The results of their
most recent experiments (so far involving 220 PET scans obtained from
36 subjects equally divided between males and females) indicate that during
both actual and anticipated colonic distention, significant differences
between the regional cerebral blood flow patterns in the brains of men
and women occur. The sex differences are even more dramatic among patients
with IBS. Areas that differ most significantly include the anterior left
insula, a brain region with close connections to the anterior cingulate
cortex and the prefrontal cortex. These three brain regions form a network
that is involved in pain processing, and in memory retrieval of past pain
experiences and associated emotional and autonomic responses. Thus, the
same networks in the brain that process an actual painful stimulus are
involved in the formation of complete memories of such events. This may
be of importance in view of the common association of IBS with post traumatic
stress syndrome (PTSD), a syndrome that develops after an extremely stressful
situation during which an individual’s life was threatened (such as war
combat exposure, motor vehicle accident or rape). Commonly, affected patients
develop a flashback of the traumatic event, triggered by a sound or picture.

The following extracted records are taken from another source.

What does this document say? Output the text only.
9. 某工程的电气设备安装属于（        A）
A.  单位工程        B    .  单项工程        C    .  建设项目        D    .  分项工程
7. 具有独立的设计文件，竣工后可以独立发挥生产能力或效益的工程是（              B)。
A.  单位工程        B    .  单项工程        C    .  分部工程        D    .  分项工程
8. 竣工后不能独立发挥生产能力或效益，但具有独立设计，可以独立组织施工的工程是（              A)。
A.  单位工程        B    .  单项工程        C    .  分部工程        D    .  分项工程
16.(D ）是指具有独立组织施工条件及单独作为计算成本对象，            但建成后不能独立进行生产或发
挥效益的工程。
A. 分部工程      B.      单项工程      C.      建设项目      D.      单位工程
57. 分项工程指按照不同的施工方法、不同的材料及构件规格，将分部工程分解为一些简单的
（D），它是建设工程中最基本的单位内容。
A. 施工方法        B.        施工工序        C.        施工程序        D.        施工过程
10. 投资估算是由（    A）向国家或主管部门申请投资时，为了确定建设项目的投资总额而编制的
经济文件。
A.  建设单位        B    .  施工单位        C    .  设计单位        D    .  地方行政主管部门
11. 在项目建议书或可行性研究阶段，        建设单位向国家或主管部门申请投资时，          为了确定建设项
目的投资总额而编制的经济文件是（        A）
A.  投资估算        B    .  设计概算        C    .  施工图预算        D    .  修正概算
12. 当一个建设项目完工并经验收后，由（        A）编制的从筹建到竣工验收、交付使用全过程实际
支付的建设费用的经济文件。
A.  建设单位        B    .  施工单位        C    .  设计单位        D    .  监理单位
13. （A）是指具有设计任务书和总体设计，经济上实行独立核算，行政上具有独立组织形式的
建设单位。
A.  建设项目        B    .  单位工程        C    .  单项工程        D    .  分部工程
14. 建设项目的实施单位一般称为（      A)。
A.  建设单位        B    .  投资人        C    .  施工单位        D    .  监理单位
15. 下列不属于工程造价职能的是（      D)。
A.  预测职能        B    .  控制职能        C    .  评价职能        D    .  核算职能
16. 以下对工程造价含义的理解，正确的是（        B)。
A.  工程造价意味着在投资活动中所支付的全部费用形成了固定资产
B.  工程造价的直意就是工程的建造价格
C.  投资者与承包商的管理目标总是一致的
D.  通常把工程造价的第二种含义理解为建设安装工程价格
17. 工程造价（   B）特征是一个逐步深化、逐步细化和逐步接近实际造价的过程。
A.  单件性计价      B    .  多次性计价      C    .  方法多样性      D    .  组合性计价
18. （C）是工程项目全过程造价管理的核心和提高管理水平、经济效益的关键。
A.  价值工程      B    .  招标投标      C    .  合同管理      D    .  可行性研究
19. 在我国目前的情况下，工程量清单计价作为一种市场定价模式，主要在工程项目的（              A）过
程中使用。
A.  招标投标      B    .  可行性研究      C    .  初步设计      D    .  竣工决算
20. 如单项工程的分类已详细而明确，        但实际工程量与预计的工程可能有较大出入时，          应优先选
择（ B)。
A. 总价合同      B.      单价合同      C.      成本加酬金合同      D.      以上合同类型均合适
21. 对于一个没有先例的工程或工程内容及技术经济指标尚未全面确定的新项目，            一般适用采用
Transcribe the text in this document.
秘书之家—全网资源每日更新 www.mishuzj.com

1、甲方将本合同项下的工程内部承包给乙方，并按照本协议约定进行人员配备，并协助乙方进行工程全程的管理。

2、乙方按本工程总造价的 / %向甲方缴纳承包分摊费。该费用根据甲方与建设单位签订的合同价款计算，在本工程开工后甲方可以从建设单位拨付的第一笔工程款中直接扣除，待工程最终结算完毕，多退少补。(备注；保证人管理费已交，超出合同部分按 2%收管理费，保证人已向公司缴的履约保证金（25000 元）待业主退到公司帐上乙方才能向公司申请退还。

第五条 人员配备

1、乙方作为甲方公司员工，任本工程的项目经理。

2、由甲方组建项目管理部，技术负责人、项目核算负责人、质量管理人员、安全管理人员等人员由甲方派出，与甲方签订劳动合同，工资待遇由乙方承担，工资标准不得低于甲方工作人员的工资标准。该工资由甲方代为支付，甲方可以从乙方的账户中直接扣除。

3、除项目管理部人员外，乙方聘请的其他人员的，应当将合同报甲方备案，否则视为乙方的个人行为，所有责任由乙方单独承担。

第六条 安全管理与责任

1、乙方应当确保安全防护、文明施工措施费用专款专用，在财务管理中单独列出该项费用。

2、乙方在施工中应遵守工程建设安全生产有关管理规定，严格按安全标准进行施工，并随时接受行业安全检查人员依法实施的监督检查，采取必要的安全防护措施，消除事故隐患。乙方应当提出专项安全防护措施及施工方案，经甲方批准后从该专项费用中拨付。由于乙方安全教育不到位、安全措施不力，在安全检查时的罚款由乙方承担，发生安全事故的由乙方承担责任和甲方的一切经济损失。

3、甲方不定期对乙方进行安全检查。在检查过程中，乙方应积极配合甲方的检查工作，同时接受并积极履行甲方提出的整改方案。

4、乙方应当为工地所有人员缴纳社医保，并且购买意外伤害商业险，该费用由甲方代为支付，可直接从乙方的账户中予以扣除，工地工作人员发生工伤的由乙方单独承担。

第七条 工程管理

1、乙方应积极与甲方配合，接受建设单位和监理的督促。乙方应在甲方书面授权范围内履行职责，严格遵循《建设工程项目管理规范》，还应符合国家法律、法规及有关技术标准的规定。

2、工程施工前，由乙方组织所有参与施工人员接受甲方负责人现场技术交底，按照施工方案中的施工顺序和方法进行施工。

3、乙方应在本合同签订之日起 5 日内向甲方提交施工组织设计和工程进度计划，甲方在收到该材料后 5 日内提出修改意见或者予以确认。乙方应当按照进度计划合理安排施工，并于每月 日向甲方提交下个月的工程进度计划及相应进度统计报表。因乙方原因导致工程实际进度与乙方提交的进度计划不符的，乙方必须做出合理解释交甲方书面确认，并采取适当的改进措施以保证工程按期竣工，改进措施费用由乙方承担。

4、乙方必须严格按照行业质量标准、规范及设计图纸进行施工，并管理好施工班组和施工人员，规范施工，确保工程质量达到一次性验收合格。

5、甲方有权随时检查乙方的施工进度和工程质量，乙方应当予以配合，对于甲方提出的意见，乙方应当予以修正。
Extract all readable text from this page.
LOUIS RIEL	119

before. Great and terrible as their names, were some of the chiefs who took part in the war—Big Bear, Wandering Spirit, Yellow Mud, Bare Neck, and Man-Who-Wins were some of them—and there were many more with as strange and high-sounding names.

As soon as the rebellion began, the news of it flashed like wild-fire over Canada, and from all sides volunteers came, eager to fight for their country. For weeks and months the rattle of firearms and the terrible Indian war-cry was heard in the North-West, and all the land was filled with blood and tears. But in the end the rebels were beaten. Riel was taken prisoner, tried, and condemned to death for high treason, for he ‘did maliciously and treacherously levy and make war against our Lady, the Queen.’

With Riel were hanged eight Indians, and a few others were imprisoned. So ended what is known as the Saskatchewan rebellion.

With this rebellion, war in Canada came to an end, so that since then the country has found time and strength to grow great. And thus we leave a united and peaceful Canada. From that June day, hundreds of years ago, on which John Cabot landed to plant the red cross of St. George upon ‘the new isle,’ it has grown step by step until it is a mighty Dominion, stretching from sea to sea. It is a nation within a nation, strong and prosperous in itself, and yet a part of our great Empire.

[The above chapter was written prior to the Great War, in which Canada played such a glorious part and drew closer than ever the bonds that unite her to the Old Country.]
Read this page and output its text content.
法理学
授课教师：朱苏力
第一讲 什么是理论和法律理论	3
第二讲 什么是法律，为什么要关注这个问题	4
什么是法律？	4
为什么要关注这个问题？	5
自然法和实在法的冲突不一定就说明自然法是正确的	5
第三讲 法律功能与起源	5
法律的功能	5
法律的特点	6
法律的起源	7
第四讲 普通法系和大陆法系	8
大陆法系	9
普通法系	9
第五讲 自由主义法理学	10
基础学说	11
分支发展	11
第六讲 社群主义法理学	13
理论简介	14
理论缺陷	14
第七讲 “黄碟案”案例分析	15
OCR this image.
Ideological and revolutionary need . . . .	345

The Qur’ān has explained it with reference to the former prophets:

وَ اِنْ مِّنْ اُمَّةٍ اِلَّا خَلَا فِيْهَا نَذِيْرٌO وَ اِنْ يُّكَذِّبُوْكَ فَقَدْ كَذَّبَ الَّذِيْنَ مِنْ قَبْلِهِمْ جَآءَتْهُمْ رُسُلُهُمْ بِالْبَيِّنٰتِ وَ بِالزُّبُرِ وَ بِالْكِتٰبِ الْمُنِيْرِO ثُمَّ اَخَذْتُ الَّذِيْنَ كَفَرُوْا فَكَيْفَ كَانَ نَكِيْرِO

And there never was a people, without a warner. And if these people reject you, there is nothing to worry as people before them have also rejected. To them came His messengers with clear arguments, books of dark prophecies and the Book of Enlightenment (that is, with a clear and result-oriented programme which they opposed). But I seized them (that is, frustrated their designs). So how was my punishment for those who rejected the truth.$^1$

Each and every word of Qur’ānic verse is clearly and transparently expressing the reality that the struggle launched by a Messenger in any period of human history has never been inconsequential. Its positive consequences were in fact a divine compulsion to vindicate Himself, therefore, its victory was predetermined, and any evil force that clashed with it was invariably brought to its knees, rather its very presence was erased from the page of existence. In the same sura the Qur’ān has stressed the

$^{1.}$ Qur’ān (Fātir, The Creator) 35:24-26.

This flashback is associated with all the emotional, sensory and autonomic
responses that were part of the brain’s response to the traumatic stimulus
in the first place.
Even though the majority
of IBS patients do not have PTSD, it may be that certain life events,
food intake or sensations from the gut can trigger memories of past abdominal
pain and discomfort, which may have occurred as far back as childhood.
Based on our findings it is intriguing to speculate that men and women
differ in the degree to which they retrieve such memories in preparation
for an anticipated pain from their gut.
If you would like
to learn more about our research program, or if you are interested in
participating in one our ongoing brain imaging studies, please contact
our clinical trials office at (310) 268-3432.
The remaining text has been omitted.